Thanks. I was using the pretrained Obama model and generated this video with the eye area set to 0. I’ll try again with two other models and see if the issue still appears.

ashawkey commented 1 year ago

This is strange, the obama dataset should be able to control the eyes well as in the demo video. Maybe you could try with the GUI first?

skunkwerk commented 1 year ago

Thanks.

Setting the eye area to 0 works for the 'engm' model, but not for the others for some reason. But yes, I can see that in the demo video of the GUI the eye area does seem to work for the obama model. Which parameters does the GUI modify that causes that?

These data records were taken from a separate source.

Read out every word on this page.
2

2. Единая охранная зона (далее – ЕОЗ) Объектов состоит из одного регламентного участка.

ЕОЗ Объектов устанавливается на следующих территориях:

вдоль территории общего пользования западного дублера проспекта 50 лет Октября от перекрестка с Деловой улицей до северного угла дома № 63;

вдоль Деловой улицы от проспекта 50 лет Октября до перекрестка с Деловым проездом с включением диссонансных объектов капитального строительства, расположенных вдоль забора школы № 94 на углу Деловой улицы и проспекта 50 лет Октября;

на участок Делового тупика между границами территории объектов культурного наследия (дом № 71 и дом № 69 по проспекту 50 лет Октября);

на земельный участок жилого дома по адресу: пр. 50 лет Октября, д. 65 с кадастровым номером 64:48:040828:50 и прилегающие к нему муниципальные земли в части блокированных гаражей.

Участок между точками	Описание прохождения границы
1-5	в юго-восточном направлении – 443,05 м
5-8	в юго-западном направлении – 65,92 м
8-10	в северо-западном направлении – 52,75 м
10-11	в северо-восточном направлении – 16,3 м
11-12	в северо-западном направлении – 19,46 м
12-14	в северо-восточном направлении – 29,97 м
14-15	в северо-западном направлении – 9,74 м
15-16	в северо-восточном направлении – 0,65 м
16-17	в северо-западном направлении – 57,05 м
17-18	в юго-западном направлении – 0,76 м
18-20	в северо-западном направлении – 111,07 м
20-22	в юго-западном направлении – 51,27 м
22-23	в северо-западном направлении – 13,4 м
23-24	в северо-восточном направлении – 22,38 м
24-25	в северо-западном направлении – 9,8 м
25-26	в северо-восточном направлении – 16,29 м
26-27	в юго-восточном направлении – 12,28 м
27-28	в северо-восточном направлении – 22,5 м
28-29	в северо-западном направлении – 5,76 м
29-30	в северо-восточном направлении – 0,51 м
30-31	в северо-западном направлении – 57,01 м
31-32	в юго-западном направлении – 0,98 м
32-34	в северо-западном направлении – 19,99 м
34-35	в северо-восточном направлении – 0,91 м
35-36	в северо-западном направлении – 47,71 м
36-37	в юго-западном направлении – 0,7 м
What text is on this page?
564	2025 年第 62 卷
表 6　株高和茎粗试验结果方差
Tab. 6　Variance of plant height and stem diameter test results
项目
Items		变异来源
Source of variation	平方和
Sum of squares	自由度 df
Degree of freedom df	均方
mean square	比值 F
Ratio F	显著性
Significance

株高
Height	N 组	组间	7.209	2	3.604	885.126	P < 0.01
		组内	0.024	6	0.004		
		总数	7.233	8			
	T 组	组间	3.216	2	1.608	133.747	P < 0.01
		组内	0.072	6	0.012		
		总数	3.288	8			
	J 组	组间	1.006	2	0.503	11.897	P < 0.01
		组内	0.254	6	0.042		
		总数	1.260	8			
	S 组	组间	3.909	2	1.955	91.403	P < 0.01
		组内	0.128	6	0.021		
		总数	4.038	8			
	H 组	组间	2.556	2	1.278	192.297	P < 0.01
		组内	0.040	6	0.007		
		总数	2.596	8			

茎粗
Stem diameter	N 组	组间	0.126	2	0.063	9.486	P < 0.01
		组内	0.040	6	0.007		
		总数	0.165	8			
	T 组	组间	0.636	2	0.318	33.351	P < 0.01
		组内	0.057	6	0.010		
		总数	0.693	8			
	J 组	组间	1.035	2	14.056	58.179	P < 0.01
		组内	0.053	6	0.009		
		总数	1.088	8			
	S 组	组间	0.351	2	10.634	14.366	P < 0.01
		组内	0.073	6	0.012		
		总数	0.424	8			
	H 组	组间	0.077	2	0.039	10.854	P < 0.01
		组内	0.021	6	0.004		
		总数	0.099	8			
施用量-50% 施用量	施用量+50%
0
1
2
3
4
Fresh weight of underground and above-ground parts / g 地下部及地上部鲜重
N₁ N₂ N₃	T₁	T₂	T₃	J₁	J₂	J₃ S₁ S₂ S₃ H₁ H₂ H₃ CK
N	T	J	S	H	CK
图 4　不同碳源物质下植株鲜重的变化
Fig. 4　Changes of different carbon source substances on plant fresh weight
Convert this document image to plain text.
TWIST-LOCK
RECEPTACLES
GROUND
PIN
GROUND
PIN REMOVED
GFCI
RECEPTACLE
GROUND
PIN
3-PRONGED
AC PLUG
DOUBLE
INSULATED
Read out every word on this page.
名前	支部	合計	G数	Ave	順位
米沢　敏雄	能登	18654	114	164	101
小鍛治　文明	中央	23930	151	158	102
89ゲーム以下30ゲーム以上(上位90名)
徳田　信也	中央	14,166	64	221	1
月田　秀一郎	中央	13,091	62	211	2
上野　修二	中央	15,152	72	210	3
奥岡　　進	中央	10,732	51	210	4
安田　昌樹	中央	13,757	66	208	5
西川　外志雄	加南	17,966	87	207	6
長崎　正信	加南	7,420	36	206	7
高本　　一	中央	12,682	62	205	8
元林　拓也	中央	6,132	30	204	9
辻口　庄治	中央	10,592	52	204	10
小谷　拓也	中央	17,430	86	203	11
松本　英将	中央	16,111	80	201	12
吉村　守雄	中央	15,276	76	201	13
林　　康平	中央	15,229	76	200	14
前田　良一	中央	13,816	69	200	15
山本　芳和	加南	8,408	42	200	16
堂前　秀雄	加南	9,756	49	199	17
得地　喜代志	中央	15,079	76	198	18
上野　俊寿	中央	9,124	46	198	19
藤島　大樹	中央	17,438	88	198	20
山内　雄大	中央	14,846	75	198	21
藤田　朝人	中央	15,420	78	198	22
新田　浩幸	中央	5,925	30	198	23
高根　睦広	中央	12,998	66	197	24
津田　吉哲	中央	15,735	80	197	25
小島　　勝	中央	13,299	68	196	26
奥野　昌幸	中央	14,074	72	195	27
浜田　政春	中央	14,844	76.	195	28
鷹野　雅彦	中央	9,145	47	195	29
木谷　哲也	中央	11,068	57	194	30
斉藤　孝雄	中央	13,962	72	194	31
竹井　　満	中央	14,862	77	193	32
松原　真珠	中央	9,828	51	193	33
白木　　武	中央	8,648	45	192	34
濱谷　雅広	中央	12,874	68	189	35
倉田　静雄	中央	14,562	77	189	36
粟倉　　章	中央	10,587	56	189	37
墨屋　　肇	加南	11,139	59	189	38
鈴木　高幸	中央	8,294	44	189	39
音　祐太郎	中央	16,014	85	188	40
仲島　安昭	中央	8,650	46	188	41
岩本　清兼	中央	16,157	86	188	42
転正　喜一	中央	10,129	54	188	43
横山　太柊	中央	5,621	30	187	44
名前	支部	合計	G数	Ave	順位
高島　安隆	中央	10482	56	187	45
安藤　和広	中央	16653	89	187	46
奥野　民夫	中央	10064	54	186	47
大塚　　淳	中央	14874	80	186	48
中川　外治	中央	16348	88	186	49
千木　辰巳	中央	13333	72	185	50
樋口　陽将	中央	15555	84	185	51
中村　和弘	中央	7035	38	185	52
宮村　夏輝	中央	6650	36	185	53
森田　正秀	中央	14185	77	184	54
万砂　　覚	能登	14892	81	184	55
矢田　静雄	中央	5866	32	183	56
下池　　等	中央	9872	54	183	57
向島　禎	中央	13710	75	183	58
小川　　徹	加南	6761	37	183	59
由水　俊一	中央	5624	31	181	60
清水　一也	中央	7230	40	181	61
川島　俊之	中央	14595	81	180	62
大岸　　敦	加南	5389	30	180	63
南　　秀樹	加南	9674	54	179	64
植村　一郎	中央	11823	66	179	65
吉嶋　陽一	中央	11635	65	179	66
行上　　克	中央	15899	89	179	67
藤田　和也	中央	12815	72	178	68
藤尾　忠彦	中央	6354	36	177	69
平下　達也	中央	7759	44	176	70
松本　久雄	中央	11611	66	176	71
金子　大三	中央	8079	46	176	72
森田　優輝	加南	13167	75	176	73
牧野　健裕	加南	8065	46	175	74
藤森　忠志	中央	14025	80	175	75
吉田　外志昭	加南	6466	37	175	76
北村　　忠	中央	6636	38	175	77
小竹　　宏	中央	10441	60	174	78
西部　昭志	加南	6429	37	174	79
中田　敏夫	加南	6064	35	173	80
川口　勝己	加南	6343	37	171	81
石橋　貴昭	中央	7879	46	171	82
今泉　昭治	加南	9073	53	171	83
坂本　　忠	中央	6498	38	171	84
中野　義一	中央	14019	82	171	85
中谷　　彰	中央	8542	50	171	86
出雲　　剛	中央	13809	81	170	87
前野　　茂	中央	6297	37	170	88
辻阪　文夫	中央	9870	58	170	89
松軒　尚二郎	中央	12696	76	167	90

I haven't been able to try the GUI, as I'm running into this error on a fresh Ubuntu installation:

$ nvcc --version nvcc: NVIDIA (R) Cuda compiler driver Copyright (c) 2005-2019 NVIDIA Corporation Built on Sun_Jul_28_19:07:16_PDT_2019 Cuda compilation tools, release 10.1, V10.1.243

$ nvidia-smi Sun Dec 25 20:25:38 2022
+-----------------------------------------------------------------------------+ | NVIDIA-SMI 515.65.01 Driver Version: 515.65.01 CUDA Version: 11.7 | |-------------------------------+----------------------+----------------------+ | GPU Name Persistence-M| Bus-Id Disp.A | Volatile Uncorr. ECC | | Fan Temp Perf Pwr:Usage/Cap| Memory-Usage | GPU-Util Compute M. | | | | MIG M. | |===============================+======================+======================| | 0 Quadro M4000 Off | 00000000:00:05.0 On | N/A |

$ python3 test.py --pose ~/Downloads/obama.json --ckpt ~/Downloads/obama_eo.pth --aud ~/Downloads/intro_eo.npy --workspace trial_obama -O --torso --bg_img ~/Downloads/bg.jpg --gui

$/RAD-NeRF/gridencoder/src/gridencoder.cu(309): error: no instance of overloaded function "atomicAdd" matches the argument list argument types are: (c10::impl::ScalarTypeToCPPTypeT , double) detected during: instantiation of "void kernel_grid_backward<scalar_t,D,C,N_C>(const scalar_t , const float , const scalar_t , const int , scalar_t , uint32_t, uint32_t, float, uint32_t, uint32_t, __nv_bool) [with scalar_t=c10::impl::ScalarTypeToCPPTypeT, D=5U, C=8U, N_C=2U]" (396): here instantiation of "void kernel_grid_backward_wrapper<scalar_t,D>(const scalar_t , const float , const scalar_t , const int , scalar_t , uint32_t, uint32_t, uint32_t, float, uint32_t, scalar_t , scalar_t , uint32_t, __nv_bool) [with scalar_t=c10::impl::ScalarTypeToCPPTypeT, D=5U]" (417): here instantiation of "void grid_encode_backward_cuda(const scalar_t , const float , const scalar_t , const int , scalar_t , uint32_t, uint32_t, uint32_t, uint32_t, float, uint32_t, scalar_t , scalar_t , uint32_t, __nv_bool) [with scalar_t=c10::impl::ScalarTypeToCPPTypeT]" (474): here

21 errors detected in the compilation of "/tmp/tmpxft_00001d2a_00000000-6_gridencoder.cpp1.ii". ninja: build stopped: subcommand failed.

ashawkey commented 1 year ago

It seems the GPU arch is too old to build the CUDA extension.